MADRID/HAMBURG (Reuters) - Cheaper, local ingredients make bioethanol more profitable, and sustainable, than far more widely produced biodiesel in Europe, even though it adds to a surplus of conventional gasoline while diesel remains more in demand.
“From this perspective biodiesel is complementary to the oil refinery industry in Europe whereas each tonne of bioethanol would increase the surplus of gasoline,” said Klaus Henschel, chief executive of Swiss-German biodiesel maker Biopetrol.
However, biodiesel has to be made from vegetable oils, which have to be mostly imported and are far more expensive than locally grown cereals, the main raw material for bioethanol, which can be blended with petrol.
EU grain trade lobby Coceral estimates the 27-country bloc will produce 284 million tonnes of cereal this year, or 10 times a total oilseed harvest of 28.3 million.
Several large European biofuel manufacturers see bioethanol as a better long-term business.
Spanish multinational renewable energy firm Abengoa has built just one biodiesel plant in Europe, compared with four bioethanol plants and one more under construction.
“Biodiesel is not a strategic business for us,” said Javier Salgado, chief executive of Abengoa’s biofuels division, which had global revenues of 1 billion euros (806 million pounds) in 2009.
“You have to import massive amounts of soya oil, palm oil. We think there is a significant Achilles heel in the (biodiesel) industry,” he added.
British biofuel maker Ensus has also chosen to focus on bioethanol, of which it makes 400-450 litres a year from 1.1 million tonnes of wheat.
“I think you’re going to see preferential use of bioethanol in Europe because of cost and sustainability,” Ensus Chief Executive Alwyn Hughes said.
“The sustainability risks are greater in biodiesel and as the sustainability rules start to bite in Europe that’s increasingly going to become an important factor.”

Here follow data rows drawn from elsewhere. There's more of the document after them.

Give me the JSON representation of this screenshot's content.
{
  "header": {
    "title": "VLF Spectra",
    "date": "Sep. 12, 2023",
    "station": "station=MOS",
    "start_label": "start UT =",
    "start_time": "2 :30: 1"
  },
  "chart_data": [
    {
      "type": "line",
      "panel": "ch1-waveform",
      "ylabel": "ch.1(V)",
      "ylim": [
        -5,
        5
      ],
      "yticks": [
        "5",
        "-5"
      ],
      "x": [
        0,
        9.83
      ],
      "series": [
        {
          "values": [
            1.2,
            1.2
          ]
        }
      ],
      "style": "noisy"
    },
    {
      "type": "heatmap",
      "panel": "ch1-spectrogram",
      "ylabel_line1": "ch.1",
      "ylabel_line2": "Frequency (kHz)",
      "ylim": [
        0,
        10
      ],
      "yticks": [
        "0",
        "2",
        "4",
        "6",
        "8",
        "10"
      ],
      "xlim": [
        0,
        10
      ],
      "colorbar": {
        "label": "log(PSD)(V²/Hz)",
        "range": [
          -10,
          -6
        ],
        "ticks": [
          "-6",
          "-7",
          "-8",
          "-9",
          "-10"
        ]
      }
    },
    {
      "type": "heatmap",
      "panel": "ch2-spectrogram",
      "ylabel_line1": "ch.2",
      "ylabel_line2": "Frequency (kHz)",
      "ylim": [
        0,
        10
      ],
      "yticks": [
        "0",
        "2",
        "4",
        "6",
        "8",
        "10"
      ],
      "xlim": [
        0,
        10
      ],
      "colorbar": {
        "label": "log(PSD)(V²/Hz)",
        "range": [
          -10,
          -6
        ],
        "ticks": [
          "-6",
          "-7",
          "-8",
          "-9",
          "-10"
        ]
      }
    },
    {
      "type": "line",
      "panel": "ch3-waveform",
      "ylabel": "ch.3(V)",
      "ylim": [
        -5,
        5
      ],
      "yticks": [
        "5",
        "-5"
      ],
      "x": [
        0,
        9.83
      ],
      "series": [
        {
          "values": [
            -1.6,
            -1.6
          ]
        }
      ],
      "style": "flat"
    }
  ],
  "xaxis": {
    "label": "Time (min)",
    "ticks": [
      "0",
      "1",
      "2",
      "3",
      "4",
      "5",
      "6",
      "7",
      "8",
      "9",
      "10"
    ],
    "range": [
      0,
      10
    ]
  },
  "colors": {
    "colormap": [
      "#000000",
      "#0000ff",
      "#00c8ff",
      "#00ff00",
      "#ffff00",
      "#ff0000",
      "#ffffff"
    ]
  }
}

Christoph Berg, head of German commodity analysts F.O. Licht, said that bioethanol producers in Europe benefitted from relatively low feedstock prices for sugar and grains while prices for rapeseed oil, a key biodiesel feedstock, had risen sharply.
“The profit margins in the biodiesel sector are currently low, for some at loss-making levels,” he said.
“For bioethanol the scene is better overall and producers are finding it easier to achieve profitable operations than the biodiesel industry, but bioethanol profit margins are also not as high as hoped.”
In Spanish ports, a tonne of wheat costs 150 euros and can be used to make 387 litres of ethanol, so grain costing 388 euros will make one cubic metre. That compares to a benchmark bioethanol price of 470 euros/m3.
Reuters data show that a tonne of biodiesel costs 803 euros to refine in Germany — using palm oil at 715 euros/tonne — but will sell at 721 euros.
Producers in some countries hoped for a near-term boost to demand on moves to raise bioethanol blending targets in fossil petrol to 10 percent content in so-called E10 fuels.
France and Poland have already introduced E10, and Germany is likely to follow suit in late 2010 or 2011, although the government has yet to set a date.
“E10 will probably become a standard in coming years and its introduction in a large consuming country like Germany would certainly be an advantage to other countries which wish to follow,” Berg said.
Geraldine Gilmartin, an analyst at Kingsman SA, said bioethanol demand in Britain could grow for similar reasons.
“The UK is one market where we forecast stronger growth rates for bioethanol than biodiesel this year,” she said.